Figure BDA0002245098910000101

(4) The ELISA experiment verification is carried out on 12 serum protein markers screened by the protein chip: the method comprises the steps of verifying the samples of the submission chip and verifying the samples collected outside the submission chip again, thereby realizing the verification of the protein chip and ensuring the popularization.

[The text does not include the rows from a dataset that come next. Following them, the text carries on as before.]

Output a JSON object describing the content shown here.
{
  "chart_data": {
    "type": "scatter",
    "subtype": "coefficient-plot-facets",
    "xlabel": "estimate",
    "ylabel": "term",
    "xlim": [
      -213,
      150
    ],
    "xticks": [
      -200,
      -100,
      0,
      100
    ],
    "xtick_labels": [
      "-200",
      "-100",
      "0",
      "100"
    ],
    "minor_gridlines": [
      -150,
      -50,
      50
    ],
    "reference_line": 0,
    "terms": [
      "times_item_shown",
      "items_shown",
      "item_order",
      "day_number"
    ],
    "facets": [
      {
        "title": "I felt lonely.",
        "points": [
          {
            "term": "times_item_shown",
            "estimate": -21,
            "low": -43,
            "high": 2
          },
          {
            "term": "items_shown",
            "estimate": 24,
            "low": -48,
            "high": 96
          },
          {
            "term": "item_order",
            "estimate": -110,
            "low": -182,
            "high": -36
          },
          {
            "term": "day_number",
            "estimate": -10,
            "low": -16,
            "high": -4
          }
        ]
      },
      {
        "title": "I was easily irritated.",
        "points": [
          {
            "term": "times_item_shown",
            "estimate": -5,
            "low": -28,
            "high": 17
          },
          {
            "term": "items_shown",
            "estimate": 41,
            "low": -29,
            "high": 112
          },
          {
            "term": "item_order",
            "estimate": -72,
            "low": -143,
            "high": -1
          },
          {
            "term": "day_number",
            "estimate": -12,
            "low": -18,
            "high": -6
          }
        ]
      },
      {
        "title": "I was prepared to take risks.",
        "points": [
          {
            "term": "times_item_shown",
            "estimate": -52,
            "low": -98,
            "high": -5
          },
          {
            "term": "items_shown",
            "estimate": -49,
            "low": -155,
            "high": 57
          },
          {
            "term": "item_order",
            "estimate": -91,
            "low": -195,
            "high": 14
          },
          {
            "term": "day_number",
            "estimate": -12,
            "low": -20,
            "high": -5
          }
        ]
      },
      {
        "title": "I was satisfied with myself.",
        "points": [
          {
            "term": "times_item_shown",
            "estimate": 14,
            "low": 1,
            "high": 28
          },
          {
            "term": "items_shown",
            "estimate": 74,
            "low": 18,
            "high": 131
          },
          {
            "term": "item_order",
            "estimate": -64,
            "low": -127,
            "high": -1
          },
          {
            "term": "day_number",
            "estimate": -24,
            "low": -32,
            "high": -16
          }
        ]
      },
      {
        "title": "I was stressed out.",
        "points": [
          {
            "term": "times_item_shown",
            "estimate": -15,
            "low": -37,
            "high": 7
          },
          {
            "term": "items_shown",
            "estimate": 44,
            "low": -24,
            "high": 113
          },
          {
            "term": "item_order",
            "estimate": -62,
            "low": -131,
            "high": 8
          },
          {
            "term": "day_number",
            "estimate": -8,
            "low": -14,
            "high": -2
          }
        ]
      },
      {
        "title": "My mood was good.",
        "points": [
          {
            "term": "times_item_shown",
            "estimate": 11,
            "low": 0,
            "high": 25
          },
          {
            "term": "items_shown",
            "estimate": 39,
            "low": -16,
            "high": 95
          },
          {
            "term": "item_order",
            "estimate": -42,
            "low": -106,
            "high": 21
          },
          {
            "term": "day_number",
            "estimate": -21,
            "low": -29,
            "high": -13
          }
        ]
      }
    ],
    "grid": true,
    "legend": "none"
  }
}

(5) The experimental results are as follows: ELISA experimental verification is carried out on 12 serum protein markers screened by a protein chip, 70% of total population is extracted as a training set by using a random sampling method for all verified population, a disease prediction model is constructed by using binary logistic regression, indexes are screened by using three methods of Forward (Forward: conditional), Backward (Backward: conditional) and direct input (Enter), 7 and 12 proteins Enter the model respectively, and the corresponding area under the ROC curve (AUC), sensitivity (Se) and specificity (Sp) are shown in the following table 4.

TABLE 4 model indices screened by different screening methods

Figure BDA0002245098910000102

The diagnostic value and economic benefit analysis of the model constructed above shows that the model containing 7 indexes (P53, GNA11, GNAS, EGFR, SRSF2, MEN1 and DAXX) has the best effect, and the model is verified in the rest 30% of people (verification set), as shown in FIGS. 7 and 8, the area under the ROC curve of the combined diagnosis of esophageal squamous cell carcinoma reaches 0.85, 95% CI is 0.77-0.92, the sensitivity is 56.3% and the consistency reaches 79.1% when the specificity is ensured to be 90.0%.